Alzheimer's genetic risk factor FERMT2 (kindlin‐2) controls axonal growth and synaptic plasticity in an APP‐dependent manner

Background Although APP metabolism is being intensively investigated, a large fraction of its modulators are yet to be characterized. In this context, we combined two genome‐wide high‐content screenings to assess the functional impact of miRNAs and genes on APP metabolism and the signaling pathways involved. Method We combined genome‐wide high‐content screenings to identify miRNAs (n = 2,555) and target genes (n = 18,107) involved in the APP metabolism. To predict the function(s) of miRNAs that target these genes, pathway enrichment analysis was performed using DIANA Tools mirPath (v3.0). CRISPR/Cas9 technology has been used to generate HEK293 cell lines carrying rs7143400 variant located in the FERMT2 3’UTR and its impact on miRNA binding. Involvement of FERMT2 in axonal growth and synaptic connectivity was assessed using primary neurons cultured in microfluidic devices that fluidically isolate axons from their cell bodies. The functional impact of FERMT2 on CA1 basal synaptic transmission and long‐term potentiation (LTP) has been recorded in ex vivo mouse hippocampal slices, after stereotactic lentivirus injection allowing expression of shNT, shFERMT2 or shAPP. Result Our systematic approaches led us to characterize 180 genes targeted by 41 miRNAs as modulators of APP metabolism.

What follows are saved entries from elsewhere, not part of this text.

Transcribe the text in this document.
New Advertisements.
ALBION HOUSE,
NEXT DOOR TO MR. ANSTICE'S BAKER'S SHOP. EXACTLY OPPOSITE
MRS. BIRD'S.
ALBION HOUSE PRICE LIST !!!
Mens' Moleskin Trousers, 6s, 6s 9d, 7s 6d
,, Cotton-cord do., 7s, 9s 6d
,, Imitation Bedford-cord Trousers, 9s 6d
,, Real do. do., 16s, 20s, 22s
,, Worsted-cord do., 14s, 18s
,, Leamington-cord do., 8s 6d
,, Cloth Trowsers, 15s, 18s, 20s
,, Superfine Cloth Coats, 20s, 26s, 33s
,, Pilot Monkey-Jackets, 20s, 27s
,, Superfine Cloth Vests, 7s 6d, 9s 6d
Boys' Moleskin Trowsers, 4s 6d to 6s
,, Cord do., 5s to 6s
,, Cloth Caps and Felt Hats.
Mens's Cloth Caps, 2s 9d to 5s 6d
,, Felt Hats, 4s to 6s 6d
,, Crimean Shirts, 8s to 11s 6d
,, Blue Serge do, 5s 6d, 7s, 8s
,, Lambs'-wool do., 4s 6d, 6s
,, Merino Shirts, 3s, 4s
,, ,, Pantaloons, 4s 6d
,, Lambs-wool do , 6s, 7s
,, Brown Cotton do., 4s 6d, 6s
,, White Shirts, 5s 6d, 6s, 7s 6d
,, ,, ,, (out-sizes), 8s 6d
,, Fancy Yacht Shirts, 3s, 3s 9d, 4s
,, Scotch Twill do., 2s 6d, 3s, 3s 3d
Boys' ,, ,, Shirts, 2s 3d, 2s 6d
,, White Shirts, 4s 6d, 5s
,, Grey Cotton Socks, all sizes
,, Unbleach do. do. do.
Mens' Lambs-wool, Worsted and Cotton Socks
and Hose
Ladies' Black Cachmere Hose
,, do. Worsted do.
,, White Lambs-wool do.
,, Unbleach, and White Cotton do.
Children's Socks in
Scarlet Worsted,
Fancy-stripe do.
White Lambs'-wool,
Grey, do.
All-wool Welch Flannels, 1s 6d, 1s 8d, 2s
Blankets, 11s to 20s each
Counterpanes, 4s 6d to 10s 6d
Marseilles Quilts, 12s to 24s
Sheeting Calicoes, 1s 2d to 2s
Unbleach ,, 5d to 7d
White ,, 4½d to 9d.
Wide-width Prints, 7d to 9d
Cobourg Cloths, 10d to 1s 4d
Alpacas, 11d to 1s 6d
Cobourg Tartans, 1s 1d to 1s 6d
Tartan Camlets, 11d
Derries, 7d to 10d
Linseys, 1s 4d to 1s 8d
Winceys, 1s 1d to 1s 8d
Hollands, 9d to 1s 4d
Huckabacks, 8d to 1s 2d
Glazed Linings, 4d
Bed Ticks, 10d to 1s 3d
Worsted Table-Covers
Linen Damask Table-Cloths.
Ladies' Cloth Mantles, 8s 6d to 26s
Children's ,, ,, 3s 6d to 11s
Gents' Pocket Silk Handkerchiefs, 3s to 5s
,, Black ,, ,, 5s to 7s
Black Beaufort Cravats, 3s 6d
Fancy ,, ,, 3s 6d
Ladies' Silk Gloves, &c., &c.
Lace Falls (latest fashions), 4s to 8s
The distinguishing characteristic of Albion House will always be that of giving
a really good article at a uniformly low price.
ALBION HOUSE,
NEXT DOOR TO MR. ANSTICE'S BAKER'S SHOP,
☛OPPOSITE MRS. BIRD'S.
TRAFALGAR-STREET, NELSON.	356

Among these genes, we focused on FERMT2 , a known genetic risk factor of sporadic AD. We found that FERMT2 directly interacts with APP to modulate its metabolism and that FERMT2 under‐expression impacts axonal growth, synaptic connectivity and long‐term potentiation in an APP‐dependent manner.Lastly, the rs7143400‐T allele, which is associated with an increased AD risk and localized within the 3’UTR of FERMT2, induced a down‐regulation of FERMT2 expression through binding of miR‐4504. This miRNA is mainly expressed in neurons and significantly overexpressed in AD brains compared to controls. Conclusion Altogether, our data provide strong evidence for a detrimental effect of FERMT2 under‐expression in neurons and insight on how this may influence AD pathogenesis.